I'm not sure if I need an Initialization Vector since I didn't need to provide one to http://tripledes.online-domain-tools.com and it didn't return one to me when it encrypted the sample. Maybe I'm wrong?

• tag , aad , and tag_length :

As far as I can tell, none of these is applicable to 3DES so I am leaving them unset.

How can I get openssl_encrypt() to encode the sample plaintext, using the sample key, to generate the desired ciphertext?

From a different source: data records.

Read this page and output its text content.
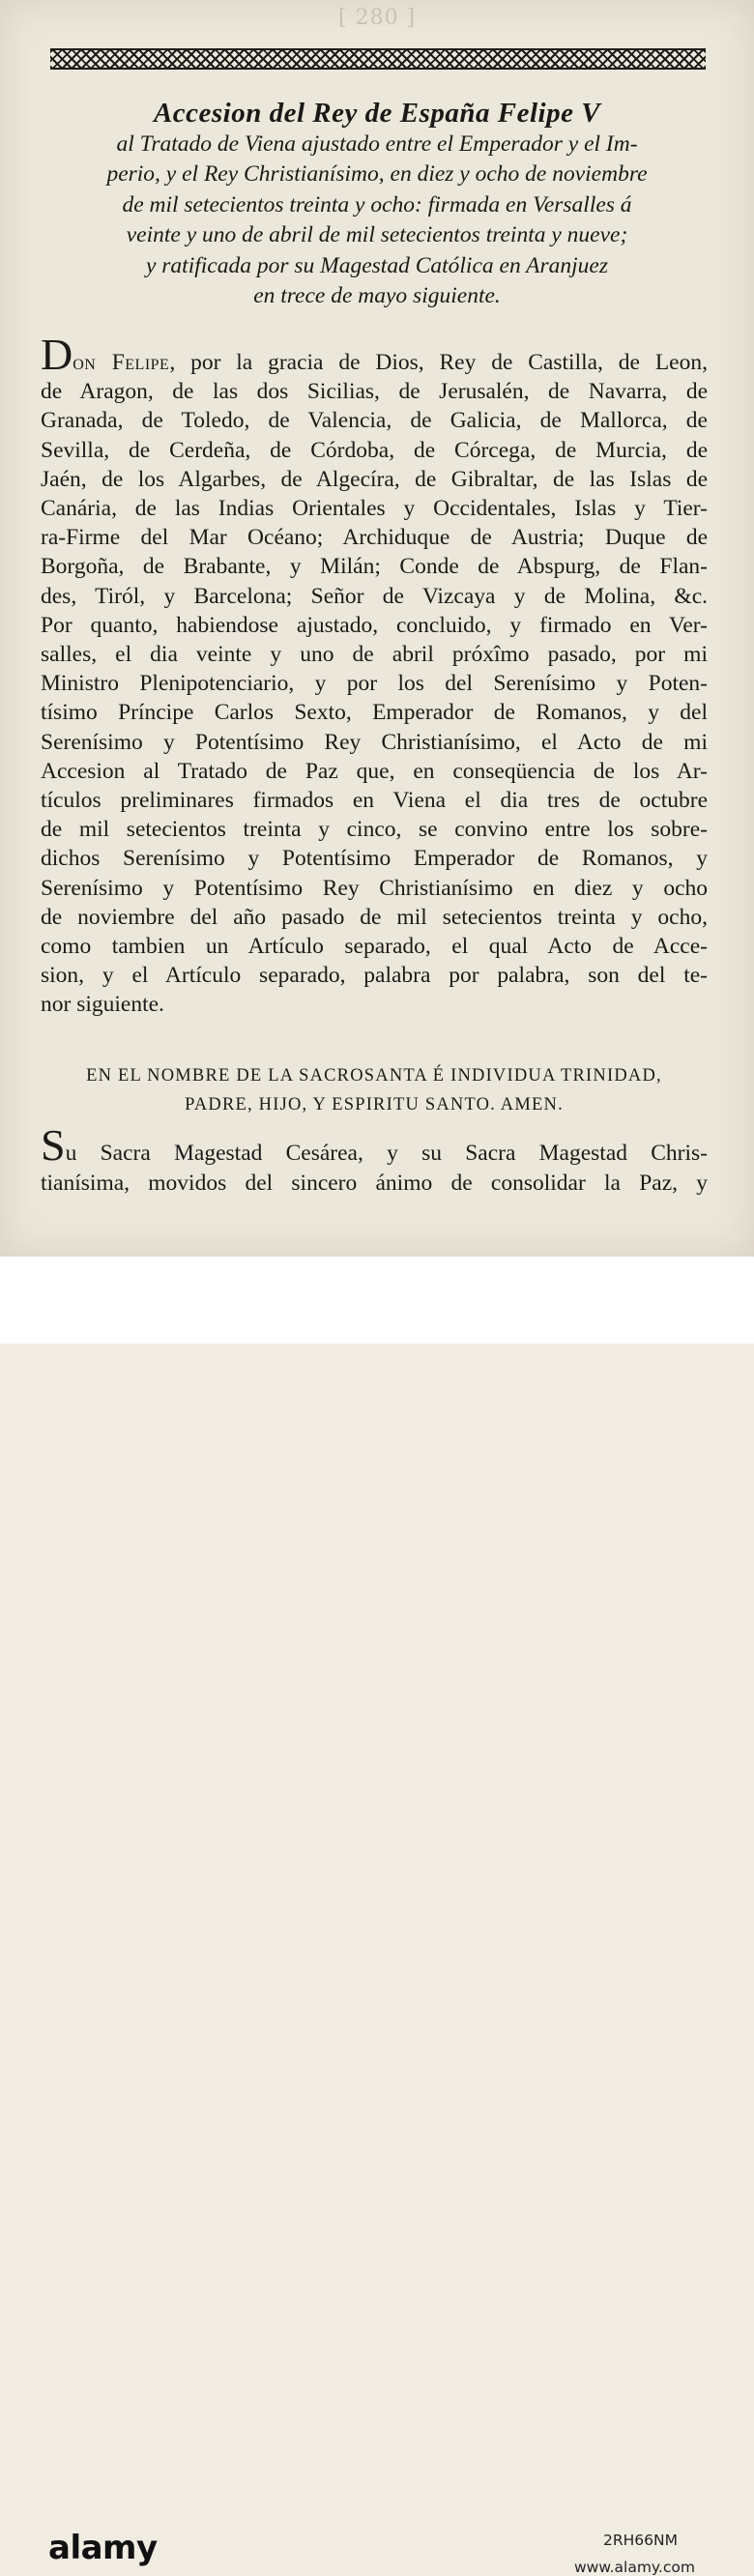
[ 280 ]
Accesion del Rey de España Felipe V
al Tratado de Viena ajustado entre el Emperador y el Im-
perio, y el Rey Christianísimo, en diez y ocho de noviembre
de mil setecientos treinta y ocho: firmada en Versalles á
veinte y uno de abril de mil setecientos treinta y nueve;
y ratificada por su Magestad Católica en Aranjuez
en trece de mayo siguiente.
Don Felipe, por la gracia de Dios, Rey de Castilla, de Leon,
de Aragon, de las dos Sicilias, de Jerusalén, de Navarra, de
Granada, de Toledo, de Valencia, de Galicia, de Mallorca, de
Sevilla, de Cerdeña, de Córdoba, de Córcega, de Murcia, de
Jaén, de los Algarbes, de Algecíra, de Gibraltar, de las Islas de
Canária, de las Indias Orientales y Occidentales, Islas y Tier-
ra-Firme del Mar Océano; Archiduque de Austria; Duque de
Borgoña, de Brabante, y Milán; Conde de Abspurg, de Flan-
des, Tiról, y Barcelona; Señor de Vizcaya y de Molina, &c.
Por quanto, habiendose ajustado, concluido, y firmado en Ver-
salles, el dia veinte y uno de abril próxîmo pasado, por mi
Ministro Plenipotenciario, y por los del Serenísimo y Poten-
tísimo Príncipe Carlos Sexto, Emperador de Romanos, y del
Serenísimo y Potentísimo Rey Christianísimo, el Acto de mi
Accesion al Tratado de Paz que, en conseqüencia de los Ar-
tículos preliminares firmados en Viena el dia tres de octubre
de mil setecientos treinta y cinco, se convino entre los sobre-
dichos Serenísimo y Potentísimo Emperador de Romanos, y
Serenísimo y Potentísimo Rey Christianísimo en diez y ocho
de noviembre del año pasado de mil setecientos treinta y ocho,
como tambien un Artículo separado, el qual Acto de Acce-
sion, y el Artículo separado, palabra por palabra, son del te-
nor siguiente.
EN EL NOMBRE DE LA SACROSANTA É INDIVIDUA TRINIDAD,
PADRE, HIJO, Y ESPIRITU SANTO. AMEN.
Su Sacra Magestad Cesárea, y su Sacra Magestad Chris-
tianísima, movidos del sincero ánimo de consolidar la Paz, y
alamy	2RH66NM
www.alamy.com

I'm aware of Cannot find the right 3DES cipher in PHP and the phpcrypt project on GitHub. While the GitHub library works, I'm trying to figure out how to do this just with openssl_encrypt() if possible.

Answer 1

The desired ciphertext (including end) is produced with the following PHP code:

<?php
// Encryption
$ciphertext_raw = openssl_encrypt(
    '9/3/2013 9:26:21 PM|100|john.smith@clubsoftpayments.com|John|Smith|1234.56', 
    'des-ede3', // des-ede3-ecb
    hex2bin('fa21b161b659afec7633e08ea5ef54aaddd8728f5d3f7b97'), 
    OPENSSL_RAW_DATA
);
$ciphertext_hex = bin2hex($ciphertext_raw);
print($ciphertext_hex . PHP_EOL); // 18e4719b4dc9c4e0581964c16b0077609b58717b465106a235aec353467ec2a370af97f3cfbb68b6e4005af1178fe926418e49e55ecefe794e28e8fc2ded4afc077883b6d2517bd542f116408588b0b6

// Decryption
$decrypted = openssl_decrypt(
    $ciphertext_raw, 
    'des-ede3', // des-ede3-ecb
    hex2bin('fa21b161b659afec7633e08ea5ef54aaddd8728f5d3f7b97'), 
    OPENSSL_RAW_DATA
);
print($decrypted . PHP_EOL); // 9/3/2013 9:26:21 PM|100|john.smith@clubsoftpayments.com|John|Smith|1234.56
?>

Explanation:

• Since a 24 bytes key is applied, Triple DES (aka 3DES aka TDES) is used in the 3TDEA or triple-length keys variant. OpenSSL refers to this variant as des-ede3 (or des-ede3-ecb ). The mode used is ECB. The des-ecb you apply, however, specifies DES (in ECB mode). Even though Triple DES is based on DES, they are ultimately different algorithms.
• The 4th parameter in openssl_encrypt() has the default value 0 , which means that the ciphertext is Base64 encoded during encryption. During decryption a Base64 decoded ciphertext is expected. Since the ciphertext in your example should not be Base64 encoded during encryption, the flag OPENSSL_RAW_DATA must be set.
• OpenSSL uses PKCS#7 padding by default. This provides the expected end of the ciphertext. In contrast, the referenced web site applies Zero padding , which results in the different end of the ciphertext.

Security:
You have already pointed out that Triple DES is deprecated. Today's standard is AES. But ECB is also insecure , because this mode does not use an IV. More secure is a mode with an IV (like CBC ), even better authenticated encryption (eg GCM ).